Alors que les placements classiques, bancaires ou assurantiels peinent à offrir des rendements satisfaisants, de nombreux épargnants, même les plus prudents, se laissent séduire par l’univers alléchant des cryptoactifs. Promesses de gains rapides, discours rassurants sur la sécurité, influenceurs omniprésents… La tentation est forte, mais les risques, eux, bien réels.
🔹 Crypto : entre illusion de richesse et réalité juridique
Le discours marketing est bien rôdé : success stories scénarisées, publicités omniprésentes, témoignages enjolivés… Pourtant, derrière cet emballage doré se cache un univers sans régulation réelle, où de nombreux investisseurs sont piégés. Arnaques organisées, pertes financières majeures, escroqueries massives : le consommateur est souvent victime plutôt qu’acteur.
🔹 Quand la justice s’en mêle : quelle responsabilité pour les banques ?
Face à cette multiplication d’affaires, les tribunaux commencent à trancher. Plusieurs décisions favorables ont vu le jour, mettant en lumière une possible responsabilité des banques en cas de manquement à leur devoir de vigilance.

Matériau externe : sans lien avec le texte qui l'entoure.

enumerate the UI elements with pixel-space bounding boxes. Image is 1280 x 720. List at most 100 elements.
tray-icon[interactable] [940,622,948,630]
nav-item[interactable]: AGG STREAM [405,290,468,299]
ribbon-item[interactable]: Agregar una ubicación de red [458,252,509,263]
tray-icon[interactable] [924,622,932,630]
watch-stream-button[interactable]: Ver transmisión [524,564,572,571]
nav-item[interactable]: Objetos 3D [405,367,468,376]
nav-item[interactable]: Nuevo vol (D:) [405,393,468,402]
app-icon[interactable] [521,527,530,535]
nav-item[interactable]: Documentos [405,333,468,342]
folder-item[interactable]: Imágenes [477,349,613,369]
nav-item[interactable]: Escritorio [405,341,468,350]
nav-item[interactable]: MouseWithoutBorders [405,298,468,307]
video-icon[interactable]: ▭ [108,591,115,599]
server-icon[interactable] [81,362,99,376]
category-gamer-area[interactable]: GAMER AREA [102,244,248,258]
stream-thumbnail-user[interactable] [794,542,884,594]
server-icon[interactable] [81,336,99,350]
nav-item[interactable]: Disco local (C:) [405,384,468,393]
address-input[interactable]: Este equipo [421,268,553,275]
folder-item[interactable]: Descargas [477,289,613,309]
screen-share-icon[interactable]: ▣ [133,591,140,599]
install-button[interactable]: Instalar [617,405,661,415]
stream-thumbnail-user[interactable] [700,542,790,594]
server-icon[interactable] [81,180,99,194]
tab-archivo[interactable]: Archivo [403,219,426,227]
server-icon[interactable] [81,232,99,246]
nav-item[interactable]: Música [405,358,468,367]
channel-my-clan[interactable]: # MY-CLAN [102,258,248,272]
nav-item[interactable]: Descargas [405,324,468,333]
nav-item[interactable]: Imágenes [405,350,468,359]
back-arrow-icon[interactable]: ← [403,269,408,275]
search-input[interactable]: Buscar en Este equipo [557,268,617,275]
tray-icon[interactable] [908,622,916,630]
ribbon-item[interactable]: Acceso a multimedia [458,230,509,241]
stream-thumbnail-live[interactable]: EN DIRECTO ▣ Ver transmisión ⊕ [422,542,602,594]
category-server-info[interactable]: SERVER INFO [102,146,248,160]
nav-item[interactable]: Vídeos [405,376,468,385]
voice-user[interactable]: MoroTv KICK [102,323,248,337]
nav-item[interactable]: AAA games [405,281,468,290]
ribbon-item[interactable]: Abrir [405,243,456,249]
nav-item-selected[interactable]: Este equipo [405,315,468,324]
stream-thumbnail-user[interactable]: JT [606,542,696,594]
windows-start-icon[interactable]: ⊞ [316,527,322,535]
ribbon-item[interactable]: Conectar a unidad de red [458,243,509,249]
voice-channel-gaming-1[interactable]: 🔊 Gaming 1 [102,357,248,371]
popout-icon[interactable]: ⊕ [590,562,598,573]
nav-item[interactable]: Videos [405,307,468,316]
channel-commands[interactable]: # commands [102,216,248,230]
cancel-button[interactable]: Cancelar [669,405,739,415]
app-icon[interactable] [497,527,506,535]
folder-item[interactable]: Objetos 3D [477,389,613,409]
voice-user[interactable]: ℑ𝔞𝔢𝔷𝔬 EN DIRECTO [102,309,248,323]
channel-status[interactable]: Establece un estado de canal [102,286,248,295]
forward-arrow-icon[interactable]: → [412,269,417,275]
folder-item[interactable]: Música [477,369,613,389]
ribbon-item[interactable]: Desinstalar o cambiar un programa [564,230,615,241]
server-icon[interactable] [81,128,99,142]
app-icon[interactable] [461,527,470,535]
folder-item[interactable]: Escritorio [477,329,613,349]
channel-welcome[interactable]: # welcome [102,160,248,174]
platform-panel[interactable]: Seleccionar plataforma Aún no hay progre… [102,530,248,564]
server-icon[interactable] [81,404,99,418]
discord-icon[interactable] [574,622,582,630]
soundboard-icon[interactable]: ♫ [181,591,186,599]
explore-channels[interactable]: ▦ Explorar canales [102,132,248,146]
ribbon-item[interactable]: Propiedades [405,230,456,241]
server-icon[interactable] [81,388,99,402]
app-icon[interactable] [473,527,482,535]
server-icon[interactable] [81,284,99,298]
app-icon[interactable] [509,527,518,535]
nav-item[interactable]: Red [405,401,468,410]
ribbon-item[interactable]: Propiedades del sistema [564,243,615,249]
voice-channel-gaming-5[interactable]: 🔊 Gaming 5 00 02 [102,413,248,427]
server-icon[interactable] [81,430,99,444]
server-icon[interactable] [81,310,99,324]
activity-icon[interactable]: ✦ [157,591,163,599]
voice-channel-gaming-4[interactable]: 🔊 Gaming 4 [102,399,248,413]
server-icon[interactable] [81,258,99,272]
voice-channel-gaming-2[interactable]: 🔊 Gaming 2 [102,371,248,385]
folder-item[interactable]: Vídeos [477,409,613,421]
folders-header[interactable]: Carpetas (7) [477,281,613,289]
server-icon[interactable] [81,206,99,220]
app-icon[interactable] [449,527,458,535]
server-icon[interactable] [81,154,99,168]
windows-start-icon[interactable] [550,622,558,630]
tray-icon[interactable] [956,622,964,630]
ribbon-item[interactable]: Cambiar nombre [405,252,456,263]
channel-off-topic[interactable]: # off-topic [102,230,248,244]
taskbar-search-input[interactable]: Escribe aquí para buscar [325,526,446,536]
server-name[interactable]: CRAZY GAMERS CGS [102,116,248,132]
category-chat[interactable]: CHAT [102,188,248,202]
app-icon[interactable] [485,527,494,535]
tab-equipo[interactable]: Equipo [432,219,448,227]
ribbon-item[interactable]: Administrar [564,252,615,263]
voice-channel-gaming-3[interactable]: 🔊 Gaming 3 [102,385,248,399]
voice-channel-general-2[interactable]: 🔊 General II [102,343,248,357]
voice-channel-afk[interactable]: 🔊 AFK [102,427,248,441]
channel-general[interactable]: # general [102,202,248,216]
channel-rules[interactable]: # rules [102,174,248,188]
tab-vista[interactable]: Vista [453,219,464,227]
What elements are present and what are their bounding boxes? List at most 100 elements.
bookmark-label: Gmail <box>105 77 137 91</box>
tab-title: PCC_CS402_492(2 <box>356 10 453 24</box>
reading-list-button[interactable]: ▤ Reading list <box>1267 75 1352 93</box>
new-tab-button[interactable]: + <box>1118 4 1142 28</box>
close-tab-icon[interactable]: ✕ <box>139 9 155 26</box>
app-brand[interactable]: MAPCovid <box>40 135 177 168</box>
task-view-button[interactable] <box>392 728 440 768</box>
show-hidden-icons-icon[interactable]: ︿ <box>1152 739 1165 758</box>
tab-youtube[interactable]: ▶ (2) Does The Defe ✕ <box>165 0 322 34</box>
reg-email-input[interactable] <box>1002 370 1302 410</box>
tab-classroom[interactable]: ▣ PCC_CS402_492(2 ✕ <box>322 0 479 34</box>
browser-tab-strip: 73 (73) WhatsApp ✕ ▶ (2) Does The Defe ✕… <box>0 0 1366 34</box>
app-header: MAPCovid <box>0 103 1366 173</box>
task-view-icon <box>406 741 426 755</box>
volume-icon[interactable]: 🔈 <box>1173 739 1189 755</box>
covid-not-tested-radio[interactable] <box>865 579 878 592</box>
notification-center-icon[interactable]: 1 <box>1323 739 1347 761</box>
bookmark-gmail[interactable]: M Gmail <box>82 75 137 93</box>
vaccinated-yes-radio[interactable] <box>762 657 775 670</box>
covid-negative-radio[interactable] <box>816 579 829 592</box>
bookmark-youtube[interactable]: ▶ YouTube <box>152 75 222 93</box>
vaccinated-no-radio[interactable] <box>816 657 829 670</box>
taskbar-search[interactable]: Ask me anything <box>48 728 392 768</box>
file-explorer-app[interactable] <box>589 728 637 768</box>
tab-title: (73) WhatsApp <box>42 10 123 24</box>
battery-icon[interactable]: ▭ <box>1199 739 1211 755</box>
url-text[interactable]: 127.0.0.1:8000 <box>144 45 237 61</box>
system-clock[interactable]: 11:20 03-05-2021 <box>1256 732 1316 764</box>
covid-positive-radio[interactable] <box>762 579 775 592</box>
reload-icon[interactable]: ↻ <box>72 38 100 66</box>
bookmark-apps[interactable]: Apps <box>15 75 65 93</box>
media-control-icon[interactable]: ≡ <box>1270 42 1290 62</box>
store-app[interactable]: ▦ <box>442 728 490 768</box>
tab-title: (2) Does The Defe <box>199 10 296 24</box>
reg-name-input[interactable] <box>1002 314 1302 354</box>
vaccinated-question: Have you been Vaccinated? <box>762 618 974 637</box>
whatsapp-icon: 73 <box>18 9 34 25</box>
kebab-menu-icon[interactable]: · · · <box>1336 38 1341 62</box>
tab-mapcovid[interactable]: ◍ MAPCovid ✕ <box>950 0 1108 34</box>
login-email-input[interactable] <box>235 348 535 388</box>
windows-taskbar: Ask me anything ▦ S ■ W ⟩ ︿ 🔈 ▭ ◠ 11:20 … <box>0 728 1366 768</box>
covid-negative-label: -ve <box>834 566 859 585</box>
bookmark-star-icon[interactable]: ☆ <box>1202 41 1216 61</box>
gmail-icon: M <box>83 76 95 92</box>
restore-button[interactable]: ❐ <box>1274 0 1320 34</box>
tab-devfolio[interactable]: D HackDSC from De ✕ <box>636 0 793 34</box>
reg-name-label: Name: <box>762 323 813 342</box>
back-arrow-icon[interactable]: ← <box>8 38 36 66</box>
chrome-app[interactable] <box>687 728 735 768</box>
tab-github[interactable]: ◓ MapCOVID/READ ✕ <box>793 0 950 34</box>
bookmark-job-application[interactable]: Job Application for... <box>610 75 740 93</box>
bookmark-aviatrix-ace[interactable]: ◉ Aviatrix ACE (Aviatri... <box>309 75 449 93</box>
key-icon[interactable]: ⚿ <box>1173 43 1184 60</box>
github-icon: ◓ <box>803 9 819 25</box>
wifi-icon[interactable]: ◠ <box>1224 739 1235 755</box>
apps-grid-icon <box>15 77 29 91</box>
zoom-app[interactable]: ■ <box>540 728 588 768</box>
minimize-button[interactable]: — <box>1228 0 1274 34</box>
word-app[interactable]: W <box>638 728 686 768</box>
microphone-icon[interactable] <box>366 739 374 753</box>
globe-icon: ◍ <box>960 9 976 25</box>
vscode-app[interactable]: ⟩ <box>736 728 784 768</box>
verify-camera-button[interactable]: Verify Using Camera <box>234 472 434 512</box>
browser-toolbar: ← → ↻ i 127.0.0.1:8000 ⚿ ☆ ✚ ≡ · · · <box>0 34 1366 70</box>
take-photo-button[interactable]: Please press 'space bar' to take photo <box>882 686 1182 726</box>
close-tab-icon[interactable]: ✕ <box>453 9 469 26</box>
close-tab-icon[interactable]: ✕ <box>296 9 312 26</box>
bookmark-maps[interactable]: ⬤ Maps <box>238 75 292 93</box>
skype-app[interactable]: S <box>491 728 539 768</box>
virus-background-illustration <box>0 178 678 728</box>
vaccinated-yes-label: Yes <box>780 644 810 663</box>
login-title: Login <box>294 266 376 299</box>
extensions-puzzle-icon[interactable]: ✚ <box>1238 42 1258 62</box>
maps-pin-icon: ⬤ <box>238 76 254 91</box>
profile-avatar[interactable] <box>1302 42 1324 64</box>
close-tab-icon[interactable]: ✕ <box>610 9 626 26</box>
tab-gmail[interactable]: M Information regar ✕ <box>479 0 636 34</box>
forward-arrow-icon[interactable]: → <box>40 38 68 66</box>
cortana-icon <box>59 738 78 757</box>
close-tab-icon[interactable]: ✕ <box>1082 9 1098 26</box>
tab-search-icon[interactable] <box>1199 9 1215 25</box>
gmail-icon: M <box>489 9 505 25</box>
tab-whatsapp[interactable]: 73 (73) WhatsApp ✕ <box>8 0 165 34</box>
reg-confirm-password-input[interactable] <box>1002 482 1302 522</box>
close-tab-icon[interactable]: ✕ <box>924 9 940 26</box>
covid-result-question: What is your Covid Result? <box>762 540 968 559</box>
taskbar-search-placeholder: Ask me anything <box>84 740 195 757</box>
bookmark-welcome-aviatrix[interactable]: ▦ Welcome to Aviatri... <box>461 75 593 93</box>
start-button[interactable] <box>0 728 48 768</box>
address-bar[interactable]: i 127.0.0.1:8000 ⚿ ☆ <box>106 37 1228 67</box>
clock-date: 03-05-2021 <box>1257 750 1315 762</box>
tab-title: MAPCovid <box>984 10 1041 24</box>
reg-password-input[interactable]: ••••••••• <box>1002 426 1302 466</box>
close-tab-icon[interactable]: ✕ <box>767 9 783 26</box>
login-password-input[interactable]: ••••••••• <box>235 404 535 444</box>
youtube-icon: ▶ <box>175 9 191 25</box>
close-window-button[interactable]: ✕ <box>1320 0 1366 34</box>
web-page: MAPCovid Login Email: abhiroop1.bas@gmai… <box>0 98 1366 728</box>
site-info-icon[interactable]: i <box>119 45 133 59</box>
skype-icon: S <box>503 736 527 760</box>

Dans certaines situations, les juges ont estimé que les établissements bancaires auraient dû détecter des anomalies manifestes dans les virements effectués vers des plateformes listées par l’AMF. Dans ces cas, les remboursements peuvent atteindre 50 à 70 % des montants perdus.
🔹 Exemples clés :
L’arrêt de la Cour d’appel de Paris du 28 mai 2025 (n° RG 24/02.899) a retenu la responsabilité de la banque, le virement litigieux ayant été réalisé au profit d’un prestataire inscrit sur liste noire. La banque aurait dû réagir.
A Toulouse (CA 2e ch., 17 sept. 2024, n° RG 22/03257), une cliente avait réalisé 28 virements en six mois. Le caractère inhabituel et massif des mouvements, couplé à l’inscription sur liste noire du bénéficiaire, a conduit à une condamnation de la banque pour un montant de 46.500 €.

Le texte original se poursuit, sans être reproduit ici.